Further topics for negotiations: the structure of volumes, the data from condition assessment sheets: single-volume and multi-volume works; front cover, table of contents, appendices, system of indexes (subject index, geographical index, name index, rule of law index). We conducted separate negotiations about the structure and data of periodicals: articles, front page, annual table of contents, issue numbers, cover, columns, bookbinding units, volumes; about gazettes: front page, annual table of contents, issue numbers, cover, bookbinding units, volumes.
The library prepared a test package, a proportionate amount of each document group. Preliminary testing lasted for one month. The process structure for digitization was ready.

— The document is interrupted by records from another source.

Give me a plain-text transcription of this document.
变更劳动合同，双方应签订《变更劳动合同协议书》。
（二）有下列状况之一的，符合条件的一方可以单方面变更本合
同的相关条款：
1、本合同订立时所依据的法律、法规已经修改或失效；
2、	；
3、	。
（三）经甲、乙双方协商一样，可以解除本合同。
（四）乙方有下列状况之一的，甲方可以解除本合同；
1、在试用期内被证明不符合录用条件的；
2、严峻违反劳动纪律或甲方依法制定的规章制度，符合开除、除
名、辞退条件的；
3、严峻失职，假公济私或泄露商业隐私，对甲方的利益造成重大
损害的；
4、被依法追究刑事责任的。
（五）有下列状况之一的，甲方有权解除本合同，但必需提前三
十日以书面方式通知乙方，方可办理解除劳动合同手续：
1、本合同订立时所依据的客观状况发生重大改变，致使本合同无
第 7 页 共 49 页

Place of digitization: With regard to the value, uniqueness, and, in many cases, irreplaceability of the books selected for digitization, and to the conservation of the library stock, during the preparatory phase we decided to digitise the volumes on our premises. Accordingly, digitization and the fulfilment of the contractor’s related background tasks took place in the Parliament building, in rooms separated for this purpose on a site divided from the library premises and provided to the contractor. Following the pilot run, the company doing the digitization organised and performed its tasks on a three-shift schedule.

Conservation of holdings: For the sake of conserving and protecting its holdings, the library prepared an information leaflet about the conservation of library holdings, which included basic facts concerning the storage, carriage, and turning of the pages of volumes.